An ISO/IEC standard (Annex A.4 of ISO/IEC 10744:1997, HyTime).
A generic, implementation-independent data model for representing data of any type.
A mechanism for enabling reliable, robust addressing of data regardless of syntax or format.
A data abstraction layer that can be used to unify disparate data systems.

Benefits:

Application Development

Provides a common data model and API for data access.
Allows hyperlinking systems to meaningfully mix and match data from different sources to create new results.

How GROVEs Work:

The basic idea underlying GROVEs is that notations like XML and SGML exist only as a syntax for some underlying data model.

GROVEs are usually, but not always, tied to particular media types ("notations"). So GROVEs for CGM documents would look fairly different from groves for XML documents. The terminology and semantics of these two specifications are quite different, so you would expect their APIs and query languages to also be fairly different. The GROVE model is designed to allow them to be exactly as different as they need to be, and no more! What that means is that the basic concepts are the same, but that every media type ("notation") defines its own vocabulary of "properties" in terms of the basic concepts underlying the notation.
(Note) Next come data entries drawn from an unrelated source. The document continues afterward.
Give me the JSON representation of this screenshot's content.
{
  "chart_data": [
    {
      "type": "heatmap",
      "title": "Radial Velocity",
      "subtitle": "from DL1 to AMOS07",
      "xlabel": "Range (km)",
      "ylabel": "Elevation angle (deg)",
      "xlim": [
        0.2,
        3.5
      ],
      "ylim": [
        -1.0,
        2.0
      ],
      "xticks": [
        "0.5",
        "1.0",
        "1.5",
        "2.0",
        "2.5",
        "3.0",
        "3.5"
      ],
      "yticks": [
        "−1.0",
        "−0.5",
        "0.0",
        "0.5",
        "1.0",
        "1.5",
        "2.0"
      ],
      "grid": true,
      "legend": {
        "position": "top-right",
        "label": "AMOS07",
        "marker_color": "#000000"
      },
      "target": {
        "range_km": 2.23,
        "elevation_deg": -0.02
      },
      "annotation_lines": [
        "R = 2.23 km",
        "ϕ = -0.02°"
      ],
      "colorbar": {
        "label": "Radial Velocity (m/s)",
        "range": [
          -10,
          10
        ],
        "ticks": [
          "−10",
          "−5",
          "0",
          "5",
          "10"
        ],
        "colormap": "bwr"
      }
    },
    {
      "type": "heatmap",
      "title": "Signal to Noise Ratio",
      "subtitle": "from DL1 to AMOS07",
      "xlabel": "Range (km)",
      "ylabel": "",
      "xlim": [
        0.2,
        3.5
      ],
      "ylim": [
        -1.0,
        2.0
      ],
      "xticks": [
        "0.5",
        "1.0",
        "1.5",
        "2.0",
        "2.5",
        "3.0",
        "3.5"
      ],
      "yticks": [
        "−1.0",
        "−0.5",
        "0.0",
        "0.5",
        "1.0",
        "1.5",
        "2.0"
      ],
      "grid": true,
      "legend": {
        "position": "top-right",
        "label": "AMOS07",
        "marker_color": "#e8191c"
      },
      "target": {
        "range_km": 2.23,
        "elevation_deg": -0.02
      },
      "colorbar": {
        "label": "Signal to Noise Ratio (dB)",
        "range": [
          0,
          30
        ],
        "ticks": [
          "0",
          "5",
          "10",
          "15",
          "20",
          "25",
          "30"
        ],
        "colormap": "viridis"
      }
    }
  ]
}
We call these vocabularies "property sets." In a GROVE-based view of the world, an XML document is a collection of hundreds of properties, all drawn from the XML property set. This is analogous to the way that a valid XML document is a collection of element types, all drawn from some DTD.

All properties are held in containers called nodes. Nodes represent everything in an XML document: elements, attributes, every significant character, all insignificant whitespace, etc. GROVEs are so complete that given a complete implementation, HyTime can make a hypertext link to the keyword "#REQUIRED" in an attribute list declaration and XSL stylesheets can (in theory) vary their formatting on the amount of whitespace between attribute values in a start-tag. Of course nobody is likely to go that far, but the point is that all of that information is available and addressable. For someone creating (for example) an XML editing or maintenance system, these issues could be important. Consider the case where the only difference between a checked-in document and the version in the archive is insignificant whitespace. A smart repository might choose not to increment the version number.
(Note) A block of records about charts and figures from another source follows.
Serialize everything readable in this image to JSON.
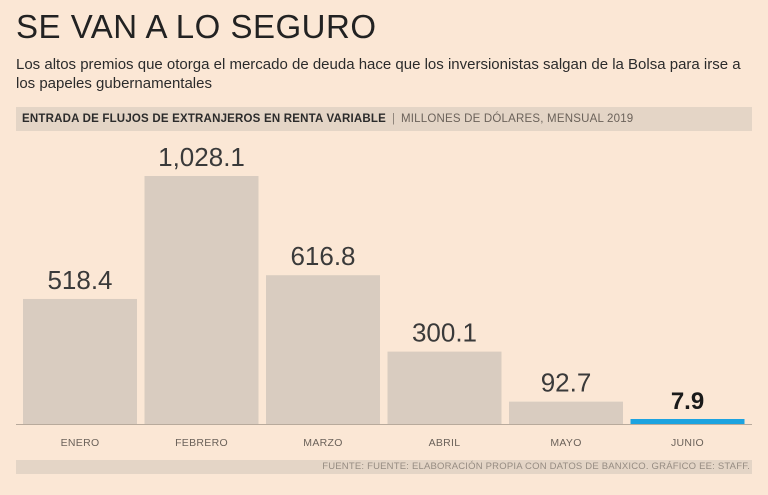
{
  "title": "SE VAN A LO SEGURO",
  "subtitle": "Los altos premios que otorga el mercado de deuda hace que los inversionistas salgan de la Bolsa para irse a los papeles gubernamentales",
  "header": {
    "bold": "ENTRADA DE FLUJOS DE EXTRANJEROS EN RENTA VARIABLE",
    "separator": "|",
    "light": "MILLONES DE DÓLARES, MENSUAL 2019"
  },
  "footer": "FUENTE: FUENTE: ELABORACIÓN PROPIA CON DATOS DE BANXICO. GRÁFICO EE: STAFF.",
  "colors": {
    "background": "#fbe7d5",
    "bar": "#d9ccc0",
    "highlight": "#1ca3e0",
    "band": "#e4d5c6"
  },
  "chart_data": {
    "type": "bar",
    "title": "ENTRADA DE FLUJOS DE EXTRANJEROS EN RENTA VARIABLE",
    "ylabel": "MILLONES DE DÓLARES, MENSUAL 2019",
    "xlabel": "",
    "categories": [
      "ENERO",
      "FEBRERO",
      "MARZO",
      "ABRIL",
      "MAYO",
      "JUNIO"
    ],
    "values": [
      518.4,
      1028.1,
      616.8,
      300.1,
      92.7,
      7.9
    ],
    "labels": [
      "518.4",
      "1,028.1",
      "616.8",
      "300.1",
      "92.7",
      "7.9"
    ],
    "highlight_index": 5,
    "ylim": [
      0,
      1028.1
    ],
    "grid": false
  }
}
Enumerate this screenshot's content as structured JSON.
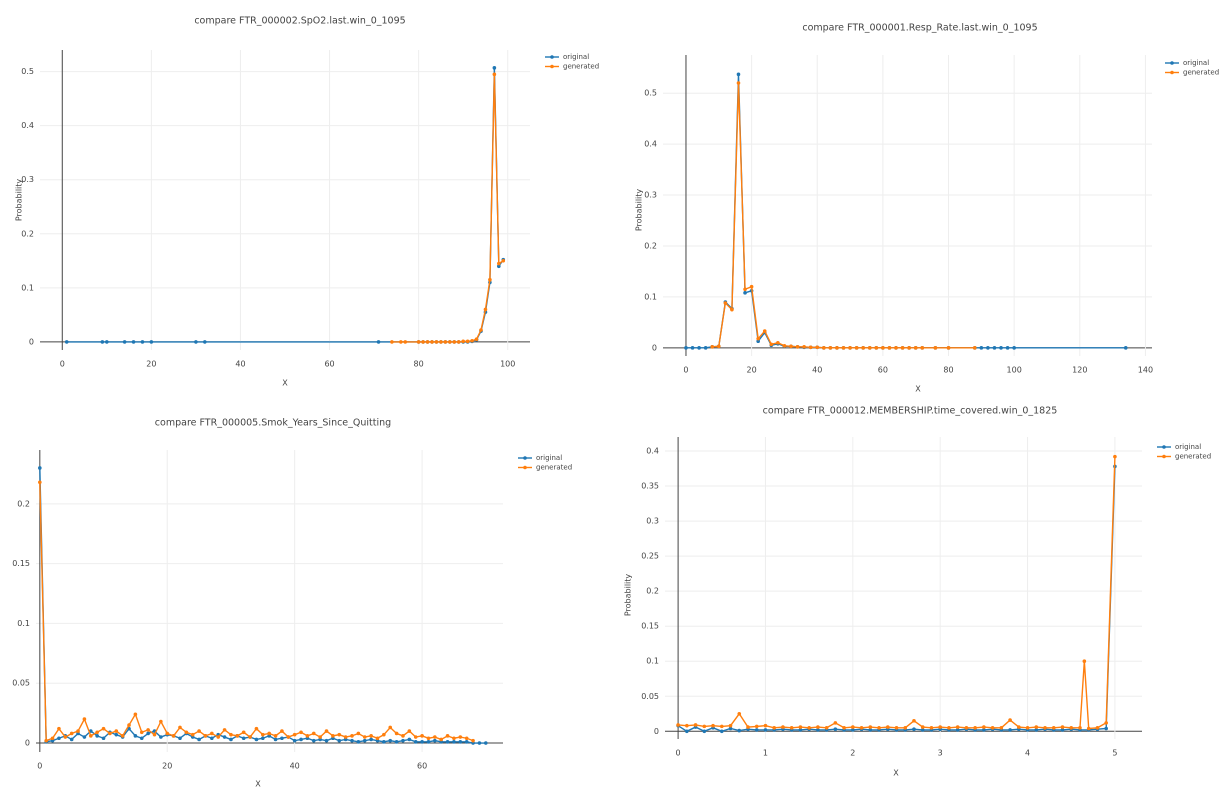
{
  "chart_data": [
    {
      "type": "line",
      "title": "compare FTR_000002.SpO2.last.win_0_1095",
      "x_label": "X",
      "y_label": "Probability",
      "xlim": [
        -5,
        105
      ],
      "ylim": [
        -0.015,
        0.54
      ],
      "xticks": [
        0,
        20,
        40,
        60,
        80,
        100
      ],
      "yticks": [
        0,
        0.1,
        0.2,
        0.3,
        0.4,
        0.5
      ],
      "grid": true,
      "legend": "right",
      "series": [
        {
          "name": "original",
          "color": "#1f77b4",
          "x": [
            1,
            9,
            10,
            14,
            16,
            18,
            20,
            30,
            32,
            71,
            80,
            81,
            82,
            83,
            84,
            85,
            86,
            87,
            88,
            89,
            90,
            91,
            92,
            93,
            94,
            95,
            96,
            97,
            98,
            99
          ],
          "values": [
            0,
            0,
            0,
            0,
            0,
            0,
            0,
            0,
            0,
            0,
            0,
            0,
            0,
            0,
            0,
            0,
            0,
            0,
            0,
            0,
            0,
            0,
            0.001,
            0.004,
            0.02,
            0.055,
            0.11,
            0.507,
            0.14,
            0.152
          ]
        },
        {
          "name": "generated",
          "color": "#ff7f0e",
          "x": [
            74,
            76,
            77,
            80,
            81,
            82,
            83,
            84,
            85,
            86,
            87,
            88,
            89,
            90,
            91,
            92,
            93,
            94,
            95,
            96,
            97,
            98,
            99
          ],
          "values": [
            0,
            0,
            0,
            0,
            0,
            0,
            0,
            0,
            0,
            0,
            0,
            0,
            0,
            0.001,
            0.001,
            0.002,
            0.005,
            0.022,
            0.06,
            0.115,
            0.495,
            0.145,
            0.15
          ]
        }
      ]
    },
    {
      "type": "line",
      "title": "compare FTR_000001.Resp_Rate.last.win_0_1095",
      "x_label": "X",
      "y_label": "Probability",
      "xlim": [
        -7,
        142
      ],
      "ylim": [
        -0.016,
        0.575
      ],
      "xticks": [
        0,
        20,
        40,
        60,
        80,
        100,
        120,
        140
      ],
      "yticks": [
        0,
        0.1,
        0.2,
        0.3,
        0.4,
        0.5
      ],
      "grid": true,
      "legend": "right",
      "series": [
        {
          "name": "original",
          "color": "#1f77b4",
          "x": [
            0,
            2,
            4,
            6,
            8,
            10,
            12,
            14,
            16,
            18,
            20,
            22,
            24,
            26,
            28,
            30,
            32,
            34,
            36,
            38,
            40,
            42,
            44,
            46,
            48,
            50,
            52,
            54,
            56,
            58,
            60,
            62,
            64,
            66,
            68,
            70,
            72,
            76,
            80,
            88,
            90,
            92,
            94,
            96,
            98,
            100,
            134
          ],
          "values": [
            0,
            0,
            0,
            0,
            0.002,
            0.003,
            0.09,
            0.077,
            0.537,
            0.108,
            0.112,
            0.013,
            0.03,
            0.005,
            0.008,
            0.003,
            0.003,
            0.002,
            0.001,
            0.001,
            0.001,
            0,
            0,
            0,
            0,
            0,
            0,
            0,
            0,
            0,
            0,
            0,
            0,
            0,
            0,
            0,
            0,
            0,
            0,
            0,
            0,
            0,
            0,
            0,
            0,
            0,
            0
          ]
        },
        {
          "name": "generated",
          "color": "#ff7f0e",
          "x": [
            8,
            10,
            12,
            14,
            16,
            18,
            20,
            22,
            24,
            26,
            28,
            30,
            32,
            34,
            36,
            38,
            40,
            42,
            44,
            46,
            48,
            50,
            52,
            54,
            56,
            58,
            60,
            62,
            64,
            66,
            68,
            70,
            72,
            76,
            80,
            88
          ],
          "values": [
            0.002,
            0.003,
            0.088,
            0.075,
            0.52,
            0.115,
            0.12,
            0.018,
            0.033,
            0.007,
            0.01,
            0.004,
            0.003,
            0.002,
            0.002,
            0.001,
            0.001,
            0,
            0,
            0,
            0,
            0,
            0,
            0,
            0,
            0,
            0,
            0,
            0,
            0,
            0,
            0,
            0,
            0,
            0,
            0
          ]
        }
      ]
    },
    {
      "type": "line",
      "title": "compare FTR_000005.Smok_Years_Since_Quitting",
      "x_label": "X",
      "xlim": [
        -0.6,
        72.7
      ],
      "ylim": [
        -0.0075,
        0.245
      ],
      "xticks": [
        0,
        20,
        40,
        60
      ],
      "yticks": [
        0,
        0.05,
        0.1,
        0.15,
        0.2
      ],
      "grid": true,
      "legend": "right",
      "series": [
        {
          "name": "original",
          "color": "#1f77b4",
          "x": [
            0,
            1,
            2,
            3,
            4,
            5,
            6,
            7,
            8,
            9,
            10,
            11,
            12,
            13,
            14,
            15,
            16,
            17,
            18,
            19,
            20,
            21,
            22,
            23,
            24,
            25,
            26,
            27,
            28,
            29,
            30,
            31,
            32,
            33,
            34,
            35,
            36,
            37,
            38,
            39,
            40,
            41,
            42,
            43,
            44,
            45,
            46,
            47,
            48,
            49,
            50,
            51,
            52,
            53,
            54,
            55,
            56,
            57,
            58,
            59,
            60,
            61,
            62,
            63,
            64,
            65,
            66,
            67,
            68,
            69,
            70
          ],
          "values": [
            0.23,
            0.001,
            0.002,
            0.004,
            0.006,
            0.003,
            0.008,
            0.005,
            0.01,
            0.006,
            0.004,
            0.009,
            0.007,
            0.005,
            0.012,
            0.006,
            0.004,
            0.008,
            0.01,
            0.005,
            0.007,
            0.006,
            0.004,
            0.008,
            0.005,
            0.003,
            0.006,
            0.004,
            0.007,
            0.005,
            0.003,
            0.006,
            0.004,
            0.005,
            0.003,
            0.004,
            0.006,
            0.003,
            0.004,
            0.005,
            0.002,
            0.003,
            0.004,
            0.002,
            0.003,
            0.002,
            0.004,
            0.002,
            0.003,
            0.002,
            0.001,
            0.002,
            0.003,
            0.002,
            0.001,
            0.002,
            0.001,
            0.002,
            0.003,
            0.001,
            0.001,
            0.001,
            0.002,
            0.001,
            0.001,
            0.001,
            0.001,
            0.001,
            0,
            0,
            0
          ]
        },
        {
          "name": "generated",
          "color": "#ff7f0e",
          "x": [
            0,
            1,
            2,
            3,
            4,
            5,
            6,
            7,
            8,
            9,
            10,
            11,
            12,
            13,
            14,
            15,
            16,
            17,
            18,
            19,
            20,
            21,
            22,
            23,
            24,
            25,
            26,
            27,
            28,
            29,
            30,
            31,
            32,
            33,
            34,
            35,
            36,
            37,
            38,
            39,
            40,
            41,
            42,
            43,
            44,
            45,
            46,
            47,
            48,
            49,
            50,
            51,
            52,
            53,
            54,
            55,
            56,
            57,
            58,
            59,
            60,
            61,
            62,
            63,
            64,
            65,
            66,
            67,
            68
          ],
          "values": [
            0.218,
            0.002,
            0.004,
            0.012,
            0.005,
            0.008,
            0.01,
            0.02,
            0.006,
            0.009,
            0.012,
            0.008,
            0.01,
            0.006,
            0.015,
            0.024,
            0.009,
            0.011,
            0.007,
            0.018,
            0.008,
            0.006,
            0.013,
            0.009,
            0.007,
            0.01,
            0.006,
            0.008,
            0.005,
            0.011,
            0.007,
            0.006,
            0.009,
            0.005,
            0.012,
            0.007,
            0.008,
            0.006,
            0.01,
            0.005,
            0.007,
            0.009,
            0.006,
            0.008,
            0.005,
            0.01,
            0.006,
            0.007,
            0.005,
            0.006,
            0.008,
            0.005,
            0.006,
            0.004,
            0.007,
            0.013,
            0.008,
            0.006,
            0.01,
            0.005,
            0.006,
            0.004,
            0.005,
            0.003,
            0.006,
            0.004,
            0.005,
            0.004,
            0.002
          ]
        }
      ]
    },
    {
      "type": "line",
      "title": "compare FTR_000012.MEMBERSHIP.time_covered.win_0_1825",
      "x_label": "X",
      "y_label": "Probability",
      "xlim": [
        -0.15,
        5.31
      ],
      "ylim": [
        -0.011,
        0.42
      ],
      "xticks": [
        0,
        1,
        2,
        3,
        4,
        5
      ],
      "yticks": [
        0,
        0.05,
        0.1,
        0.15,
        0.2,
        0.25,
        0.3,
        0.35,
        0.4
      ],
      "grid": true,
      "legend": "right",
      "series": [
        {
          "name": "original",
          "color": "#1f77b4",
          "x": [
            0,
            0.1,
            0.2,
            0.3,
            0.4,
            0.5,
            0.6,
            0.7,
            0.8,
            0.9,
            1,
            1.1,
            1.2,
            1.3,
            1.4,
            1.5,
            1.6,
            1.7,
            1.8,
            1.9,
            2,
            2.1,
            2.2,
            2.3,
            2.4,
            2.5,
            2.6,
            2.7,
            2.8,
            2.9,
            3,
            3.1,
            3.2,
            3.3,
            3.4,
            3.5,
            3.6,
            3.7,
            3.8,
            3.9,
            4,
            4.1,
            4.2,
            4.3,
            4.4,
            4.5,
            4.6,
            4.7,
            4.8,
            4.9,
            5
          ],
          "values": [
            0.008,
            0,
            0.006,
            0,
            0.005,
            0,
            0.004,
            0.001,
            0.003,
            0.002,
            0.002,
            0.002,
            0.003,
            0.002,
            0.002,
            0.003,
            0.002,
            0.002,
            0.003,
            0.002,
            0.002,
            0.003,
            0.002,
            0.002,
            0.003,
            0.002,
            0.002,
            0.003,
            0.002,
            0.002,
            0.003,
            0.002,
            0.002,
            0.003,
            0.002,
            0.002,
            0.003,
            0.002,
            0.002,
            0.003,
            0.002,
            0.002,
            0.003,
            0.002,
            0.002,
            0.003,
            0.002,
            0.002,
            0.003,
            0.004,
            0.378
          ]
        },
        {
          "name": "generated",
          "color": "#ff7f0e",
          "x": [
            0,
            0.1,
            0.2,
            0.3,
            0.4,
            0.5,
            0.6,
            0.7,
            0.8,
            0.9,
            1,
            1.1,
            1.2,
            1.3,
            1.4,
            1.5,
            1.6,
            1.7,
            1.8,
            1.9,
            2,
            2.1,
            2.2,
            2.3,
            2.4,
            2.5,
            2.6,
            2.7,
            2.8,
            2.9,
            3,
            3.1,
            3.2,
            3.3,
            3.4,
            3.5,
            3.6,
            3.7,
            3.8,
            3.9,
            4,
            4.1,
            4.2,
            4.3,
            4.4,
            4.5,
            4.6,
            4.65,
            4.7,
            4.8,
            4.9,
            5
          ],
          "values": [
            0.009,
            0.008,
            0.009,
            0.007,
            0.008,
            0.007,
            0.008,
            0.025,
            0.006,
            0.007,
            0.008,
            0.005,
            0.006,
            0.005,
            0.006,
            0.005,
            0.006,
            0.005,
            0.012,
            0.005,
            0.006,
            0.005,
            0.006,
            0.005,
            0.006,
            0.005,
            0.005,
            0.015,
            0.006,
            0.005,
            0.006,
            0.005,
            0.006,
            0.005,
            0.005,
            0.006,
            0.005,
            0.005,
            0.016,
            0.006,
            0.005,
            0.006,
            0.005,
            0.005,
            0.006,
            0.005,
            0.005,
            0.1,
            0.004,
            0.005,
            0.012,
            0.392
          ]
        }
      ]
    }
  ]
}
System designers can ask a grove builder to trim nodes that they do not need from the grove using a "GROVE plan". This means that your applications do not need to keep track of all of that information if you are not using it. Limited GROVE builders can describe their capabilities in terms of GROVE plans. Two products that claim to support the same grove plan should build identical groves for a particular document.

Property sets are defined in documents that conform to the "propset" DTD. You can think of these documents as simple schemas for property sets. They can specify that particular properties must contain particular types of values (integers, strings, nodes, lists of nodes). They can specify that some properties are so-called "sub-nodal" properties, which means that in the logical tree, the node with the property logically "owns" the node that is the value of the property. For example, elements in the SGML property set have a "subnodal" property called "attributes." This means that elements "own" attributes.